RNG applied over the given range that I pick in the beginning.
This was why I stipulated in my offer that the maximum value of Y would be "far below 100". If you pick a random number between 1 and infinity, you're going to invariably wind up with an obscenely large number. If you have a weighted probability distribution, that's going to affect the results. And if you tell the person that the values will never exceed X, then the person knows they have the case with the most money whenever it's found to exceed X/2.
By picking a maximum value for X but keeping it secret, you can have a linear probability distribution without giving away any information (assuming either the player doesn't play a large enough number of games to be able to deduce the maximum, or that all simulations are run at once.) If the maximum value is 30, that's "far below 100", but the player doesn't have enough information to deduce that getting a case with $16+ in it is definitely the larger.
Add an imaginary second person and give them the case the player rejects and then do the whole thing a million times with the same cash amounts as the first time, but new pairs of real+imaginary people.
There is no way the real people are going to come out significantly ahead of the imaginary ones by using the strategy of always switching (like they do in the 3 doors thing).
Running 1,000 trials in which I always pick case 1 and always switch, the total value was 229,949 and the total value of the other cases was 224,467. Running 10,000 trials yielded a winnings of 2,255,928 with the other cases totaling 2,252,136. And running 100,000 the winnings were 22,451,448 and the other case was 22,484,589.
Let me know what changes you want made to the program if any to better model the idea, but I think this does it pretty well. If switching was always the better option, we should see a clear separation in the winnings vs the other cases because the simulation always switches.

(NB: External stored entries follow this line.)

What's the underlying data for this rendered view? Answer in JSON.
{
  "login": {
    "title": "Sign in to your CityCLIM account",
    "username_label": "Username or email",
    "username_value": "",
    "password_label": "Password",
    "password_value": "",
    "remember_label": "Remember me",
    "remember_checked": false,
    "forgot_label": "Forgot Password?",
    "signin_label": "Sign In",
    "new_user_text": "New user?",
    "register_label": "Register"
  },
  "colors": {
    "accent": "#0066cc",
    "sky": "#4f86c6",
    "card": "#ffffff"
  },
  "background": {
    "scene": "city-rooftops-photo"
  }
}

Please, give me some credit. A sequence of prime numbers that grows that fast pretty much narrows it down to a very small set of sequences, the most famous of which is the prime Bells.
I'll give you the first FOUR numbers.
0,1,4,9
What is the next number in this sequence?
Your mother is a sequence.
The problem with your model is the upper bound. In the actual problem, there is no upper bound on the amount of money which could be in the suitcase. If you add in a fixed upper bound, as I note in my post on the previous page, there are situations like example two where, given that you give the player complete information about the method of random selection, he can know which briefcase he has by only opening one.
1, 1, 1, 1, 1, 1, 1, 1, 1, 1, 1, 1, 1, 1, 1, 1, 1, 1, 1, 1, 1, 3, 1, 1, 1, 1, 1, 8, 1,...
The problem is still there even if you don't tell the player that there's an upper bound on X. The trick of the problem is in the "random selection" of X. Truly random selection results in an equal chance in all cases that the other briefcase contains .5X or 2X, whereas any situation with an upper bound alters that probability (whether the player knows it or not), and thus fundamentally alters the problem.
You can say that that's unrealistic, and that there is always an upper bound on X, and I would agree with you. My point, though, is that a sufficiently high upper bound of X results in the player wanting to switch in most cases - namely, in the 75% of cases where he cannot deduce, based on the upper bound of X, which briefcase he's opened.
I will agree to this: if you provide an upper bound for X, then do not tell the player what it is and do not give the player enough trials to be able to deduce it (this is actually probably a pretty nasty sticking point, as even one trial allows him to begin weighting his switch/not switch choice to beat the average), he can't do better by strategically switching or not switching.
This. If there is a finite upper bound to the amount that can be in the cases it changes the problem entirely.